"Die Weltmeisterschaft 2006 hat der Stadt eine sehr große Sichtbarkeit gebracht. Wer hatte denn weltweit Kaiserslautern und das Stadion im Blick gehabt", fragt Stefan Weiler, der Geschäftsführer der Fritz-Walter-Stadion Kaiserslautern GmbH.
Auch bei vielen Menschen in der Pfalz lösen die Erinnerungen an die Heim-Weltmeisterschaft viele positive Emotionen aus. Bilder von der vollen Fanmeile in der Innenstadt gingen um die Welt. Der Sommer 2006 war geprägt von Partys und packenden WM-Spielen.
Kaiserslautern fehlt die Infrastruktur für Großturniere
Doch 20 Jahre danach sind die Anforderungen an die Austragung einer Welt- oder Europameisterschaft im Fußball gestiegen. Das hat Kaiserslautern zu spüren bekommen. Deutschland wird 2029 die Fußball-Europameisterschaft der Frauen austragen. Dortmund, Hannover, Wolfsburg, Düsseldorf, Leipzig, Köln, Frankfurt am Main und München heißen die acht Spielorte. Kaiserslautern ist nicht dabei.
"Wir waren in Frankfurt in der DFB-Zentrale und haben uns die Ausschreibungsbedingungen angehört. Aktuell können wir sie nicht erfüllen", gibt Weiler zu. Knackpunkt ist die Infrastruktur. "Das sind zum Beispiel Fragen der Hotellerie. Auch muss jede Mannschaft, die in Kaiserslautern spielt, optimale Bedingungen haben" erklärt der Geschäftsführer der Stadiongesellschaft.
DFB bemängelt Fritz-Walter-Stadion
Vom Deutschen Fußball-Bund (DFB) kommt noch zusätzlich Kritik am Stadion. Im November 2025 war die deutsche Frauen-Nationalmannschaft zu Gast in Kaiserslautern. Es war das Finale der Nations League. Das Hinspiel gegen Spanien (0:0) fand im Fritz-Walter-Stadion statt. 40.159 Zuschauer sahen das Spiel. Die Stimmung auf den Rängen hat beim DFB Eindruck hinterlassen.

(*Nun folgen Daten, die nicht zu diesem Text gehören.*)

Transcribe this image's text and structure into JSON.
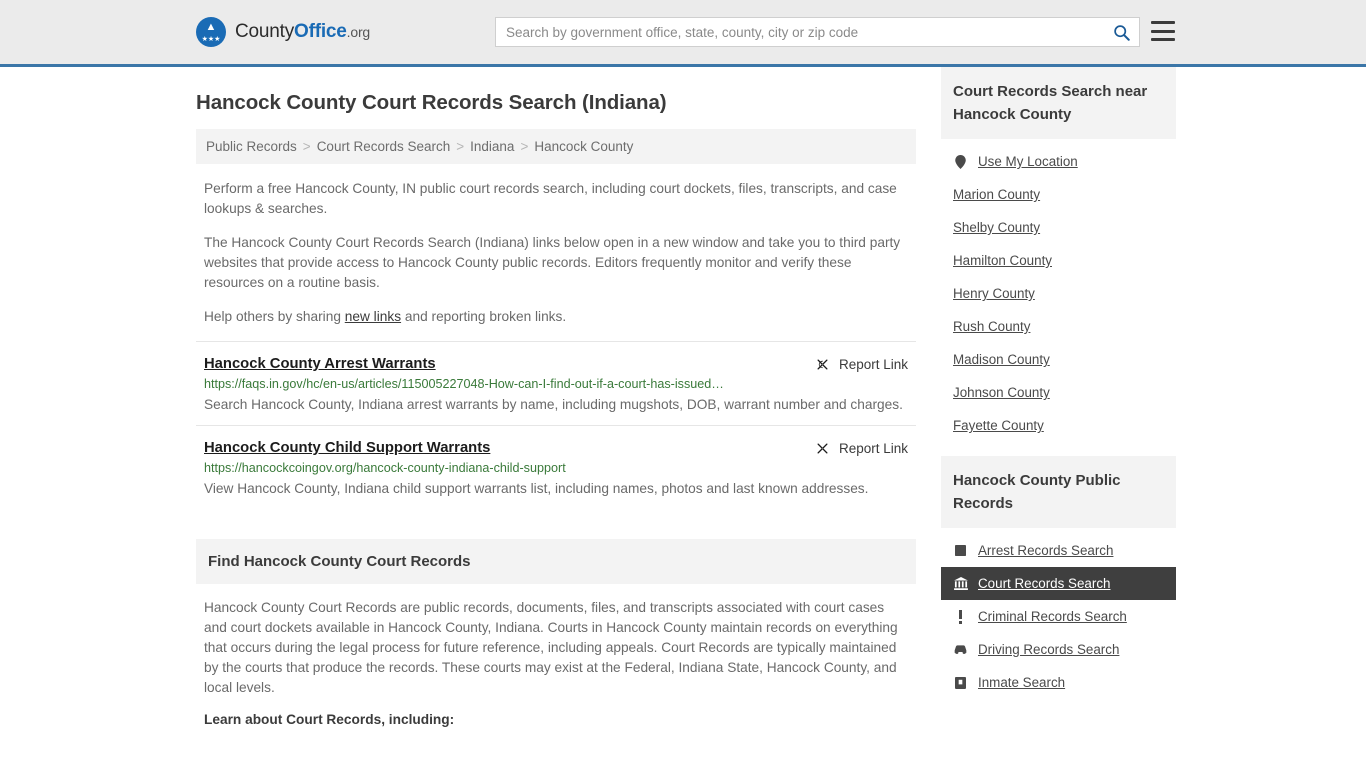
{
  "header": {
    "brand_prefix": "County",
    "brand_bold": "Office",
    "brand_suffix": ".org",
    "search_placeholder": "Search by government office, state, county, city or zip code",
    "search_value": "",
    "search_icon": "search-icon",
    "menu_icon": "hamburger-menu-icon",
    "logo_icon": "county-office-eagle-logo",
    "accent_color": "#3b76a8"
  },
  "page": {
    "title": "Hancock County Court Records Search (Indiana)"
  },
  "breadcrumb": {
    "separator": ">",
    "items": [
      {
        "label": "Public Records"
      },
      {
        "label": "Court Records Search"
      },
      {
        "label": "Indiana"
      },
      {
        "label": "Hancock County"
      }
    ]
  },
  "intro": {
    "p1": "Perform a free Hancock County, IN public court records search, including court dockets, files, transcripts, and case lookups & searches.",
    "p2": "The Hancock County Court Records Search (Indiana) links below open in a new window and take you to third party websites that provide access to Hancock County public records. Editors frequently monitor and verify these resources on a routine basis.",
    "p3_before": "Help others by sharing ",
    "p3_link": "new links",
    "p3_after": " and reporting broken links."
  },
  "results": {
    "report_label": "Report Link",
    "report_icon": "broken-link-icon",
    "items": [
      {
        "title": "Hancock County Arrest Warrants",
        "url": "https://faqs.in.gov/hc/en-us/articles/115005227048-How-can-I-find-out-if-a-court-has-issued…",
        "description": "Search Hancock County, Indiana arrest warrants by name, including mugshots, DOB, warrant number and charges."
      },
      {
        "title": "Hancock County Child Support Warrants",
        "url": "https://hancockcoingov.org/hancock-county-indiana-child-support",
        "description": "View Hancock County, Indiana child support warrants list, including names, photos and last known addresses."
      }
    ]
  },
  "find_section": {
    "heading": "Find Hancock County Court Records",
    "body": "Hancock County Court Records are public records, documents, files, and transcripts associated with court cases and court dockets available in Hancock County, Indiana. Courts in Hancock County maintain records on everything that occurs during the legal process for future reference, including appeals. Court Records are typically maintained by the courts that produce the records. These courts may exist at the Federal, Indiana State, Hancock County, and local levels.",
    "subheading": "Learn about Court Records, including:"
  },
  "sidebar": {
    "nearby": {
      "heading": "Court Records Search near Hancock County",
      "items": [
        {
          "label": "Use My Location",
          "icon": "map-pin-icon"
        },
        {
          "label": "Marion County",
          "icon": ""
        },
        {
          "label": "Shelby County",
          "icon": ""
        },
        {
          "label": "Hamilton County",
          "icon": ""
        },
        {
          "label": "Henry County",
          "icon": ""
        },
        {
          "label": "Rush County",
          "icon": ""
        },
        {
          "label": "Madison County",
          "icon": ""
        },
        {
          "label": "Johnson County",
          "icon": ""
        },
        {
          "label": "Fayette County",
          "icon": ""
        }
      ]
    },
    "public_records": {
      "heading": "Hancock County Public Records",
      "active_label": "Court Records Search",
      "items": [
        {
          "label": "Arrest Records Search",
          "icon": "fingerprint-icon",
          "active": false
        },
        {
          "label": "Court Records Search",
          "icon": "courthouse-icon",
          "active": true
        },
        {
          "label": "Criminal Records Search",
          "icon": "exclamation-icon",
          "active": false
        },
        {
          "label": "Driving Records Search",
          "icon": "car-icon",
          "active": false
        },
        {
          "label": "Inmate Search",
          "icon": "jail-icon",
          "active": false
        }
      ]
    }
  }
}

Doch der Verband prangert an: "Dadurch, dass die Westkurve nicht bestuhlt werden konnte und somit leider freibleiben musste, konnte jedoch nicht die gesamte Nachfrage nach Tickets bedient werden." Das ist auch ein Grund, warum in Kaiserslautern seit 2017 kein Männer-Länderspiel mehr stattfinden konnte. Nach Angaben des DFB müssten auch noch mehr Plätze für Medienschaffende bereitgestellt werden.
Bestuhlung der Westkurve nicht rentabel
Zur Kritik an der fehlenden Bestuhlung im Stadion sagt Stefan Weiler: "Unsere Westkurve ist eine Stehtribüne. Das ist Teil der Fankultur. Und die Stehtribüne wollen wir nicht für ein bis zwei Länderspiele umbauen. Für die Frauen-EM hätte man eine Interimslösung bauen müssen. Das Geld haben wir aber gerade nicht."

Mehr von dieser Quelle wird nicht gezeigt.